Key considered this. She considered, too, that she might have to stand there until the end of time to understand what it all m
eant.
— CHAPTER SEVENTEEN —
The Sparks of Timefire
In the meantime, the Eye of DIOS was pulling the Sparks of Timefire closer and closer together. The Tower’s shaking grew a little more intense. But Mr. Fuddlebee didn’t seem to notice as he floated serenely.
Key then realized that he had only mentioned three points of time (past, present, and future). But there were five Sparks. “What are the other two?” she now asked.
“The fourth Spark,” replied the elderly ghost, “is the fire of all possible futures.”
“And the last?”
“The inky black spark – why, that is the fire of all impossible futures.”
Key looked from the Sparks down to the Queen, and from there down to the stone casket, where the remains of Thomas à Tempus lay resting. “His casket!” she exclaimed in a sudden gasp of realization. “Thomas’s casket is the Doorackle Alleyway she hopes to open.”
The elderly ghost nodded somberly. “Indeed, the remains of Thomas à Tempus are one way to access all ways of Time. And if the Queen were to make the Sparks of Timefire touch, and if she were to go through that Doorackle Alleyway, she could go anywhere she wished. Past, present, future. Perhaps even any possible and impossible future.”
Old Queen Crinkle could now be heard cackling. “Nothing you can do will stop me!”
Mr. Fuddlebee sighed. Then he turned towards Key with a wearied expression. “It is as I explained – the effect of the Sonicorb was only temporary. I must speak with the GadgetTronic Brothers about extending it by another minute or two.”

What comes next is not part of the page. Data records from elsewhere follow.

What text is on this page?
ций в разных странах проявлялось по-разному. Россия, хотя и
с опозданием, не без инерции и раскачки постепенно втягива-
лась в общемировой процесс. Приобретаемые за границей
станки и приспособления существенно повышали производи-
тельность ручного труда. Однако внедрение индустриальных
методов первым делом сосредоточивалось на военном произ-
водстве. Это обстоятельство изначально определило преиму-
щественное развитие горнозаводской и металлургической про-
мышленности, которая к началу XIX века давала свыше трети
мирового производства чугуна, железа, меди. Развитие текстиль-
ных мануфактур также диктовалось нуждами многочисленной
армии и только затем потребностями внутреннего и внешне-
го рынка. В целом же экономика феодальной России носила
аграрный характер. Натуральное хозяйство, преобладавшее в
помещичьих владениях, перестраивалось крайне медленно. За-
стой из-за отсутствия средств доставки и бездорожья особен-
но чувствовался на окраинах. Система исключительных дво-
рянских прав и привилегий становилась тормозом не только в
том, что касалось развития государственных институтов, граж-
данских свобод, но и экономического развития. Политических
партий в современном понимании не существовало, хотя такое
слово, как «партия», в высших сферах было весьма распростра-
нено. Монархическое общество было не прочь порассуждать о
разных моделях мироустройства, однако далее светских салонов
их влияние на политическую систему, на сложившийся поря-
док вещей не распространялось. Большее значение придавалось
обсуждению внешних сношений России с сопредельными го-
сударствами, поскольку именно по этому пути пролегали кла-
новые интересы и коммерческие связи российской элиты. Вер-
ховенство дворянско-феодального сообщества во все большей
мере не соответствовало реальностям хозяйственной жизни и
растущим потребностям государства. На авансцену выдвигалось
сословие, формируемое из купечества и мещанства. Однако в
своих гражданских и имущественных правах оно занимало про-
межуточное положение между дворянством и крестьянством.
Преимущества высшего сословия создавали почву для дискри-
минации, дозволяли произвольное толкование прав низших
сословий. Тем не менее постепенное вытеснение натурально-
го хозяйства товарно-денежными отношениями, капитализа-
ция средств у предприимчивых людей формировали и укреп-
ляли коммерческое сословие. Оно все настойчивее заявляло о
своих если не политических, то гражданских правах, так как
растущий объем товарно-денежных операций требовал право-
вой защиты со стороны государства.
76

Old Queen Crinkle’s cackling grew low and more malevolent. “I am the new wielder of the Eye of DIOS. I am the new Master of Time. You will never catch me now or ever. And I’ll never be mortal again.”
Mr. Fuddlebee leaned closer to Key. “Some people are so afraid of change that they’ll do anything to run from it, even if escaping means changing their lives to do so.”
“Can’t you stop her?” Key asked him.
“Of course I can,” he said matter-of-factly.
“So why don’t you,” Key asked, confused by his apparent nonchalance.
“He can’t,” came a voice from over the edge of the Tower. It was Miss Broomble!
Key thought for a moment that the witch had climbed up the side of the Tower Tomb, but she hadn’t. In fact, the witch had ridden all the way up on the back of a rather expressive Hobbeetle, whose mandibles were now fluttering with all sorts of happy signs at seeing Key once more.
Tudwal was also there, floating midair, carried of course by the invisible hand of Pega. The ghost maid set Tudwal down just as Miss Broomble hopped off the Hobbeetle and stood beside Mr. Fuddlebee.
The elderly ghost greeted the witch with a warm smile and a tip of his hat. “Good of you to join us, my dear Miss Broomble. I had feared briefly that you might miss the beginning of the paradox. Welcome! It’s going to be quite a show.”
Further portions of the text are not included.